The Augusta native purchased her three-level condo on the corner of Walton Way and Milledge Road, in part, to be closer to her mother, who had bought in a similar condo development just up the street. After looking at single-family homes in a nearby neighborhood, Murphy decided she preferred a more hassle-free way of living.
“I think for someone like me, it’s a perfect size,” said Murphy, whose homeowner association fees pay for lawn care and other property maintenance. “I don’t have to spend all my time cleaning. It’s nice to lock the door and leave.”
Murphy, however, represents a small segment of Augusta residents who chose condo living.
A few things factor into why homebuyers here aren’t as inclined to purchase a condo.
“It’s supply and demand for condos, and it’s financing for condos, and it’s location for condos,” said Meybohm real estate agent Nick Greene. “What slows them down really is financing. It’s a little better than it used to be.

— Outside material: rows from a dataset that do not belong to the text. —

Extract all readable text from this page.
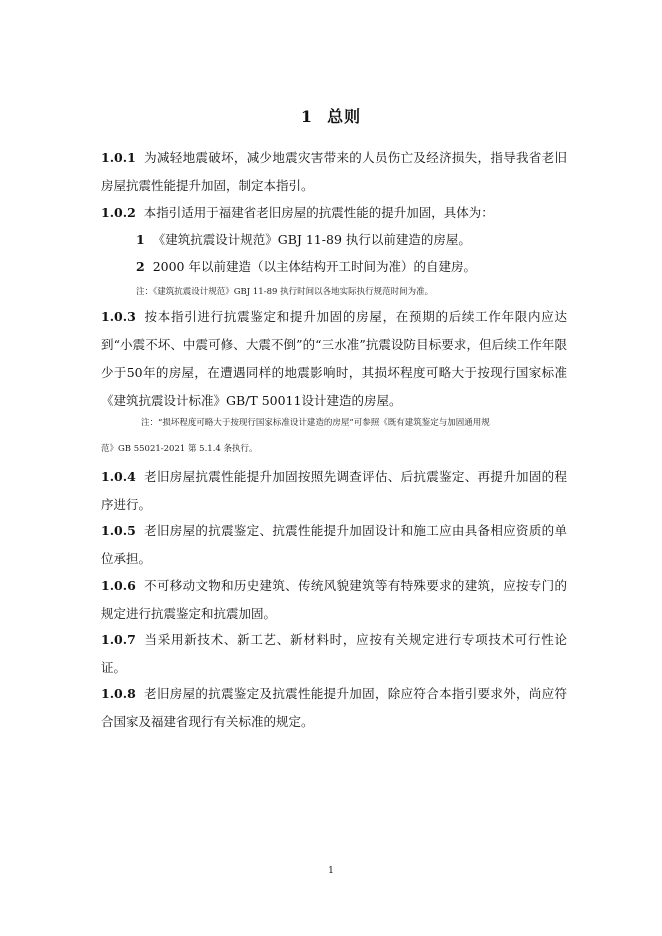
1 总则

1.0.1 为减轻地震破坏，减少地震灾害带来的人员伤亡及经济损失，指导我省老旧房屋抗震性能提升加固，制定本指引。

1.0.2 本指引适用于福建省老旧房屋的抗震性能的提升加固，具体为：

1 《建筑抗震设计规范》GBJ 11-89 执行以前建造的房屋。

2 2000 年以前建造（以主体结构开工时间为准）的自建房。

注：《建筑抗震设计规范》GBJ 11-89 执行时间以各地实际执行规范时间为准。

1.0.3 按本指引进行抗震鉴定和提升加固的房屋，在预期的后续工作年限内应达到“小震不坏、中震可修、大震不倒”的“三水准”抗震设防目标要求，但后续工作年限少于50年的房屋，在遭遇同样的地震影响时，其损坏程度可略大于按现行国家标准《建筑抗震设计标准》GB/T 50011设计建造的房屋。

注：“损坏程度可略大于按现行国家标准设计建造的房屋”可参照《既有建筑鉴定与加固通用规

范》GB 55021-2021 第 5.1.4 条执行。

1.0.4 老旧房屋抗震性能提升加固按照先调查评估、后抗震鉴定、再提升加固的程序进行。

1.0.5 老旧房屋的抗震鉴定、抗震性能提升加固设计和施工应由具备相应资质的单位承担。

1.0.6 不可移动文物和历史建筑、传统风貌建筑等有特殊要求的建筑，应按专门的规定进行抗震鉴定和抗震加固。

1.0.7 当采用新技术、新工艺、新材料时，应按有关规定进行专项技术可行性论证。

1.0.8 老旧房屋的抗震鉴定及抗震性能提升加固，除应符合本指引要求外，尚应符合国家及福建省现行有关标准的规定。

1
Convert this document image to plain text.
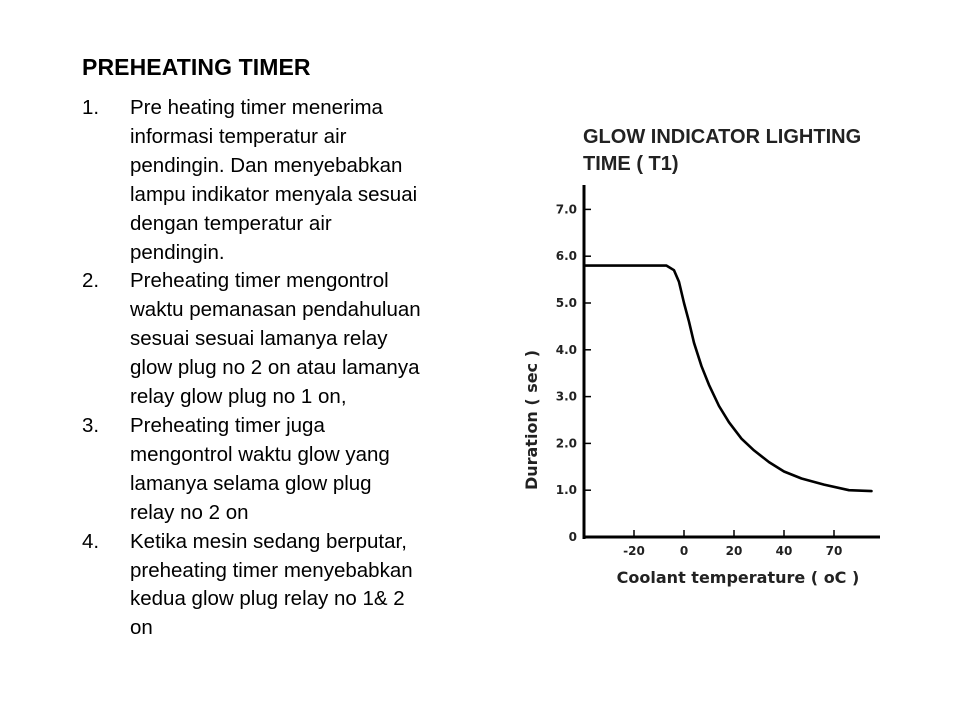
PREHEATING TIMER
1.	Pre heating timer menerima
informasi temperatur air
pendingin. Dan menyebabkan
lampu indikator menyala sesuai
dengan temperatur air
pendingin.
2.	Preheating timer mengontrol
waktu pemanasan pendahuluan
sesuai sesuai lamanya relay
glow plug no 2 on atau lamanya
relay glow plug no 1 on,
3.	Preheating timer juga
mengontrol waktu glow yang
lamanya selama glow plug
relay no 2 on
4.	Ketika mesin sedang berputar,
preheating timer menyebabkan
kedua glow plug relay no 1& 2
on
GLOW INDICATOR LIGHTING
TIME ( T1)
0
1.0
2.0
3.0
4.0
5.0
6.0
7.0
-20	0	20	40	70
Coolant temperature ( oC )
Duration ( sec )
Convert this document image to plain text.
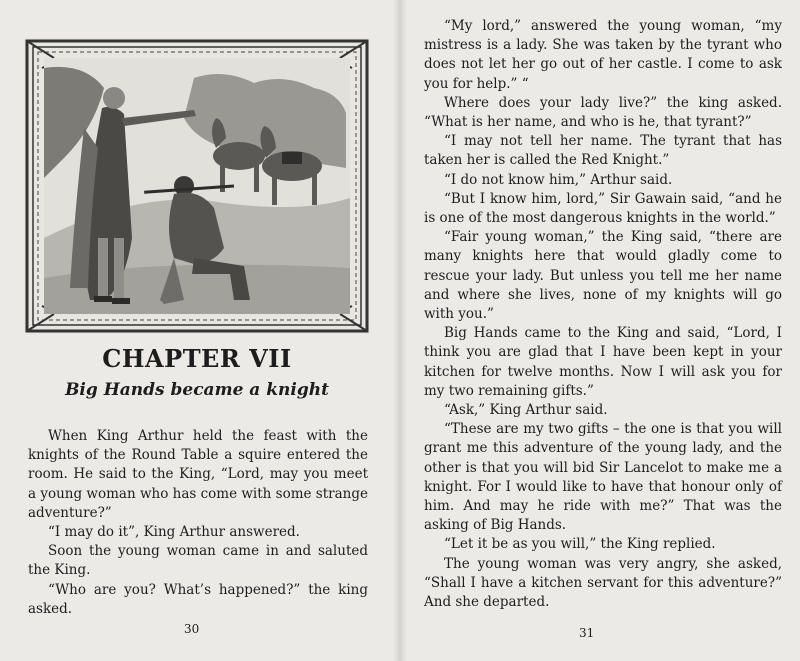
CHAPTER VII
Big Hands became a knight

When King Arthur held the feast with the knights of the Round Table a squire entered the room. He said to the King, “Lord, may you meet a young woman who has come with some strange adventure?”

“I may do it”, King Arthur answered.

Soon the young woman came in and saluted the King.

“Who are you? What’s happened?” the king asked.

30

“My lord,” answered the young woman, “my mistress is a lady. She was taken by the tyrant who does not let her go out of her castle. I come to ask you for help.” “

Where does your lady live?” the king asked. “What is her name, and who is he, that tyrant?”

“I may not tell her name. The tyrant that has taken her is called the Red Knight.”

“I do not know him,” Arthur said.

“But I know him, lord,” Sir Gawain said, “and he is one of the most dangerous knights in the world.”

“Fair young woman,” the King said, “there are many knights here that would gladly come to rescue your lady. But unless you tell me her name and where she lives, none of my knights will go with you.”

Big Hands came to the King and said, “Lord, I think you are glad that I have been kept in your kitchen for twelve months. Now I will ask you for my two remaining gifts.”

“Ask,” King Arthur said.

“These are my two gifts – the one is that you will grant me this adventure of the young lady, and the other is that you will bid Sir Lancelot to make me a knight. For I would like to have that honour only of him. And may he ride with me?” That was the asking of Big Hands.

“Let it be as you will,” the King replied.

The young woman was very angry, she asked, “Shall I have a kitchen servant for this adventure?” And she departed.

31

There was a time when the market really got sloppy, that you could not get financing. The only way you could buy a condo is to pay cash for it.”
Two years ago, Murphy paid $147,000 in cash for her home. Greene, who was Murphy’s agent, said another client also paid in cash in July to buy a $150,000 condo in the Summerville area.
Banks tightened regulations on condo financing after the housing bubble burst in 2008. Places such as Florida, coastal cities and other condo-heavy areas were dealt a hard blow as many owners walked away from their units, causing homeowner association fees to quadruple in some cases.
Now, unless a development is on approved lists from the Federal Housing Administration, Fannie Mae, Freddie Mac or the Department of Veterans Affairs, many mortgage companies are reluctant to issue a loan and borrowers have to jump over more hurdles.
Additionally, projects on these approved lists can drop off at any time if occupancy shifts to more renters than owners or if homeowners default on paying their HOA dues, said Jenny Caldwell, president of First Choice Mortgage in Augusta.
“It’s hard to get a condo project approved because of those two things right there,” she said. “So projects approved several years ago or even two to three years ago may be denied now.”
Each condominium building is different in the way financing terms are handled, but extra documentation is a prerequisite when compared to buying a standalone residence, said Bart Chandler, senior vice president of Georgia Bank & Trust Mortgage.
“There’s just additional limitations that are placed on what the association of those units have to do so that they remain eligible for secondary financing,” said Chandler, adding that condo financing represents a small percentage of his overall mortgage business. “There can be regular financing available, there are just more complications involved.”
In the past two years, Greene said he’s not sold more than five condos across the area and they tend to stay on the market for at least six months. He currently has an 11th-floor unit in the pink Port Royal building off Reynolds Street on the market for $224,900. He predicts the two-bedroom, 2.5-bathroom property could take about a year to sell. It took a colleague about 14 months to find a buyer for a similar home in that same building.
“There haven’t been seven sold in that building in the last 10 years,” he said. “There’s nothing wrong with it. It’s fabulous. The view is incredible. The reality of it is that there’s only one of those in Augusta. If there were 25 or 10 or five, like there are in other cities, that would be a much more interesting property.”
Greene said he’s surprised that developers didn’t take advantage of prime real estate property along the Savannah River over the years for multi-use projects, but added that market demands dictate what type of development an area will see.
In Augusta, there are sparse pockets of condos mainly scattered downtown, near the Hill and off Steven Creeks Road.
“They come on the he market sparingly,” Greene said. “They take a little bit of time to sell, and that’s good because it keeps the prices fairly steady.”
For Murphy, her three-bedroom, 2.5-bathroom condo complete with original parquet flooring and a reclaimed fireplace was just up her alley, but she can understand how many would prefer more privacy.
“It’s sort of like apartment living but on a more permanent basis,” she said. “It’s not for everybody.”